If you don't watch the show, and you've stayed with me this far, God bless you. Because you're probably thinking what I'm thinking, "This is just some murky bologna." That's exactly what it is. But it all serves to cause you to question how you know what it is you think you know -- the question of epistemology. A point that Entertainment Weekly's requisite LOST writer "Doc" Jensen touched on this week:

To behold ("the golden light" from the sinkhole) is to take a metaphysical Rorschach text. I might see God and a call to worship. Someone else might see science and a call to investigate. Someone else might see a practical joke and start looking around for Ashton Kutcher. I suspect Lost would say that no single interpretation is correct; that those who insist on a single interpretation couldn’t be more incorrect; that the history of human catastrophe on The Island is comprised of eras of dogmatic, abusive interpretation run amok.

Terrifying thought, isn't it?

And then you take a glimpse at the real world, and real human history. Where there were things like the Aryan supremacy movement in 1930's Germany (partly a result of faith in Darwin's "survival of the fittest" thinking), and The Crusades (whose effects echo down through the centuries all the way to today's "War on Terror"). "Dogmatic, abusivve interpretation run amok" can explain a lot of sad parts of our history.

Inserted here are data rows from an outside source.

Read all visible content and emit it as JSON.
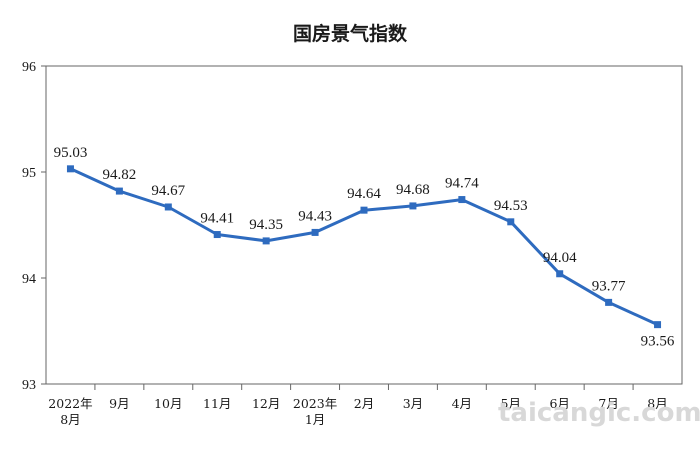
{
  "chart_data": {
    "type": "line",
    "title": "国房景气指数",
    "xlabel": "",
    "ylabel": "",
    "categories": [
      "2022年\n8月",
      "9月",
      "10月",
      "11月",
      "12月",
      "2023年\n1月",
      "2月",
      "3月",
      "4月",
      "5月",
      "6月",
      "7月",
      "8月"
    ],
    "series": [
      {
        "values": [
          95.03,
          94.82,
          94.67,
          94.41,
          94.35,
          94.43,
          94.64,
          94.68,
          94.74,
          94.53,
          94.04,
          93.77,
          93.56
        ]
      }
    ],
    "data_labels": [
      "95.03",
      "94.82",
      "94.67",
      "94.41",
      "94.35",
      "94.43",
      "94.64",
      "94.68",
      "94.74",
      "94.53",
      "94.04",
      "93.77",
      "93.56"
    ],
    "ylim": [
      93,
      96
    ],
    "yticks": [
      "93",
      "94",
      "95",
      "96"
    ],
    "grid": false,
    "legend": "none",
    "line_color": "#2e6bbf",
    "marker": "square",
    "marker_color": "#2e6bbf"
  },
  "watermark": "taicangic.com"
}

It's almost enough to make you want to swear off taking a stand on anything, which is an error of another kind. Pluralism reigns. Which "Doc" Jensen goes on to address, thinking about what is the message of LOST:

It could be that LOST is philosophically relativistic and religiously pluralistic — but given everything else we've seen on the show, I think what's more likely is that Lost just doesn't trust human beings enough to know "the right answer." We are too flawed, too damaged, too biased, too selfish, too incapable, too limited, too mortal, just plain too much of this world to be able to really and fully know what this world is really all about. To paraphrase Mother: All our answers will only lead to more questions. It's an infinite progression into infinite regression — "turtles all the way down" cubed, to use a phrase that I'm too stupid and tired and lazy to explain, but feel free to look it up. I don't think LOST is saying to stop pursuing truth. Not at all. I think it's more concerned with how we conduct our search and how we can labor with our neighbor in their search.

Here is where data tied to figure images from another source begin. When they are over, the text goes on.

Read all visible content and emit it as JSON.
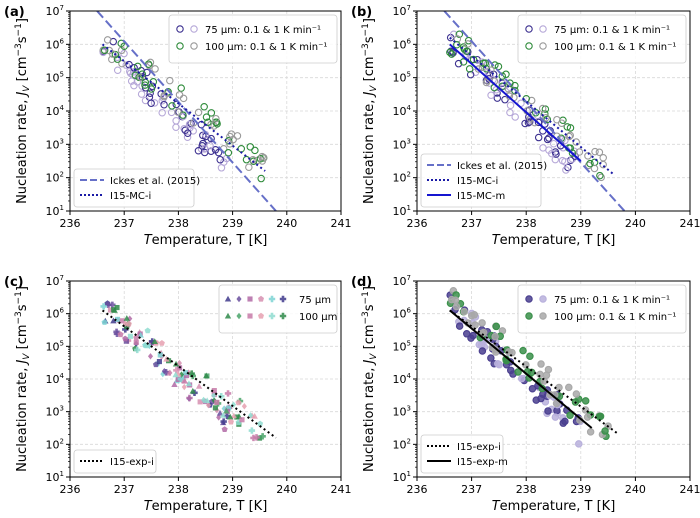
{
  "figure": {
    "panels": [
      "a",
      "b",
      "c",
      "d"
    ]
  },
  "chart_data": [
    {
      "type": "scatter",
      "panel_label": "(a)",
      "xlabel": "Temperature, T [K]",
      "ylabel": "Nucleation rate, J_V [cm^-3 s^-1]",
      "xlim": [
        236,
        241
      ],
      "ylim_log10": [
        1,
        7
      ],
      "xticks": [
        "236",
        "237",
        "238",
        "239",
        "240",
        "241"
      ],
      "yticks": [
        "10^1",
        "10^2",
        "10^3",
        "10^4",
        "10^5",
        "10^6",
        "10^7"
      ],
      "grid": true,
      "legend_top": [
        "75 μm: 0.1 & 1 K min⁻¹",
        "100 μm: 0.1 & 1 K min⁻¹"
      ],
      "legend_bottom": [
        "Ickes et al. (2015)",
        "I15-MC-i"
      ],
      "series": [
        {
          "name": "Ickes et al. (2015)",
          "style": "dashed",
          "color": "#6670c8",
          "x": [
            236.5,
            239.8
          ],
          "log10y": [
            7.0,
            1.0
          ]
        },
        {
          "name": "I15-MC-i",
          "style": "dotted",
          "color": "#1a1aa6",
          "x": [
            236.6,
            239.6
          ],
          "log10y": [
            6.0,
            2.2
          ]
        },
        {
          "name": "75 μm: 0.1 & 1 K min⁻¹",
          "marker": "open-circle",
          "colors": [
            "#3b2f8f",
            "#b6a8d8"
          ],
          "x_range": [
            236.6,
            238.9
          ],
          "log10y_end": [
            6.0,
            2.4
          ]
        },
        {
          "name": "100 μm: 0.1 & 1 K min⁻¹",
          "marker": "open-circle",
          "colors": [
            "#2e8b3a",
            "#9a9a9a"
          ],
          "x_range": [
            236.6,
            239.6
          ],
          "log10y_end": [
            6.2,
            2.3
          ]
        }
      ]
    },
    {
      "type": "scatter",
      "panel_label": "(b)",
      "xlabel": "Temperature, T [K]",
      "ylabel": "Nucleation rate, J_V [cm^-3 s^-1]",
      "xlim": [
        236,
        241
      ],
      "ylim_log10": [
        1,
        7
      ],
      "xticks": [
        "236",
        "237",
        "238",
        "239",
        "240",
        "241"
      ],
      "yticks": [
        "10^1",
        "10^2",
        "10^3",
        "10^4",
        "10^5",
        "10^6",
        "10^7"
      ],
      "grid": true,
      "legend_top": [
        "75 μm: 0.1 & 1 K min⁻¹",
        "100 μm: 0.1 & 1 K min⁻¹"
      ],
      "legend_bottom": [
        "Ickes et al. (2015)",
        "I15-MC-i",
        "I15-MC-m"
      ],
      "series": [
        {
          "name": "Ickes et al. (2015)",
          "style": "dashed",
          "color": "#6670c8",
          "x": [
            236.5,
            239.8
          ],
          "log10y": [
            7.0,
            1.0
          ]
        },
        {
          "name": "I15-MC-i",
          "style": "dotted",
          "color": "#1a1aa6",
          "x": [
            236.6,
            239.6
          ],
          "log10y": [
            6.2,
            2.1
          ]
        },
        {
          "name": "I15-MC-m",
          "style": "solid",
          "color": "#1515d0",
          "x": [
            236.6,
            239.0
          ],
          "log10y": [
            6.0,
            2.5
          ]
        },
        {
          "name": "75 μm: 0.1 & 1 K min⁻¹",
          "marker": "open-circle",
          "colors": [
            "#3b2f8f",
            "#b6a8d8"
          ],
          "x_range": [
            236.6,
            238.9
          ],
          "log10y_end": [
            6.0,
            2.4
          ]
        },
        {
          "name": "100 μm: 0.1 & 1 K min⁻¹",
          "marker": "open-circle",
          "colors": [
            "#2e8b3a",
            "#9a9a9a"
          ],
          "x_range": [
            236.6,
            239.6
          ],
          "log10y_end": [
            6.2,
            2.1
          ]
        }
      ]
    },
    {
      "type": "scatter",
      "panel_label": "(c)",
      "xlabel": "Temperature, T [K]",
      "ylabel": "Nucleation rate, J_V [cm^-3 s^-1]",
      "xlim": [
        236,
        241
      ],
      "ylim_log10": [
        1,
        7
      ],
      "xticks": [
        "236",
        "237",
        "238",
        "239",
        "240",
        "241"
      ],
      "yticks": [
        "10^1",
        "10^2",
        "10^3",
        "10^4",
        "10^5",
        "10^6",
        "10^7"
      ],
      "grid": true,
      "legend_top": [
        "75 μm",
        "100 μm"
      ],
      "legend_bottom": [
        "I15-exp-i"
      ],
      "series": [
        {
          "name": "I15-exp-i",
          "style": "dotted",
          "color": "#000000",
          "x": [
            236.6,
            239.8
          ],
          "log10y": [
            6.1,
            2.2
          ]
        },
        {
          "name": "75 μm",
          "marker": "mixed (triangle, diamond, square, pentagon, plus)",
          "colors": [
            "#3f3a8c",
            "#6a4f9e",
            "#b26aa6",
            "#d68fb0",
            "#7dd3d3"
          ],
          "x_range": [
            236.6,
            239.0
          ],
          "log10y_end": [
            6.2,
            2.6
          ]
        },
        {
          "name": "100 μm",
          "marker": "mixed (triangle, diamond, square, pentagon, plus)",
          "colors": [
            "#2f8a4a",
            "#4aa56a",
            "#c77aa8",
            "#e6a0b0",
            "#8fdcd0"
          ],
          "x_range": [
            236.7,
            239.6
          ],
          "log10y_end": [
            6.0,
            2.3
          ]
        }
      ]
    },
    {
      "type": "scatter",
      "panel_label": "(d)",
      "xlabel": "Temperature, T [K]",
      "ylabel": "Nucleation rate, J_V [cm^-3 s^-1]",
      "xlim": [
        236,
        241
      ],
      "ylim_log10": [
        1,
        7
      ],
      "xticks": [
        "236",
        "237",
        "238",
        "239",
        "240",
        "241"
      ],
      "yticks": [
        "10^1",
        "10^2",
        "10^3",
        "10^4",
        "10^5",
        "10^6",
        "10^7"
      ],
      "grid": true,
      "legend_top": [
        "75 μm: 0.1 & 1 K min⁻¹",
        "100 μm: 0.1 & 1 K min⁻¹"
      ],
      "legend_bottom": [
        "I15-exp-i",
        "I15-exp-m"
      ],
      "series": [
        {
          "name": "I15-exp-i",
          "style": "dotted",
          "color": "#000000",
          "x": [
            236.6,
            239.7
          ],
          "log10y": [
            6.1,
            2.3
          ]
        },
        {
          "name": "I15-exp-m",
          "style": "solid",
          "color": "#000000",
          "x": [
            236.6,
            239.2
          ],
          "log10y": [
            6.1,
            2.5
          ]
        },
        {
          "name": "75 μm: 0.1 & 1 K min⁻¹",
          "marker": "filled-circle",
          "colors": [
            "#4a3f8f",
            "#b8b0dc"
          ],
          "x_range": [
            236.6,
            239.0
          ],
          "log10y_end": [
            6.2,
            2.4
          ]
        },
        {
          "name": "100 μm: 0.1 & 1 K min⁻¹",
          "marker": "filled-circle",
          "colors": [
            "#3a8f4a",
            "#a8a8a8"
          ],
          "x_range": [
            236.6,
            239.6
          ],
          "log10y_end": [
            6.4,
            2.2
          ]
        }
      ]
    }
  ]
}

It all brings to mind the old parable about seeking truth. Say you blind-folded 4 men, and had them feel out an elephant. What would they say they found? One man might discover the tail, and declare that it is a rope. Another man might discover the trunk, and call what he found a huge snake. Another man might feel out the tusks, and say he discovered a spiny beast with spears protruding out of it. And another might just feel up the side of the elephant, and say that it is like a great wall. The point being that we’re all essentially half-blind creatures (at best) with very limited perspectives. Paul might say, “we see as through a mirror dimly.”

Which is very difficult for an Evangelical like me. Because while I believe that the text I’m handling is inerrant, I can’t really believe in my ability to meet it all out infallibly. I'm only human.

So, that being the case, I'm going to need grace for the errors I will inevitably make.

And that being the case, I probably oughta have grace with others on theological errors they may happen to make. Because if we want forgiveness, we have to forgive.

Ultimately, the point is humility. Because while we've all cobbled together a set of beliefs about what our world is & where its going, we'd be hard-pressed to claim full knowledge & insight into the goings-on around us. To have enough humility to maintain an open mind. To not be closed off to other possibilities when the next layer of the onion is peeled back before us.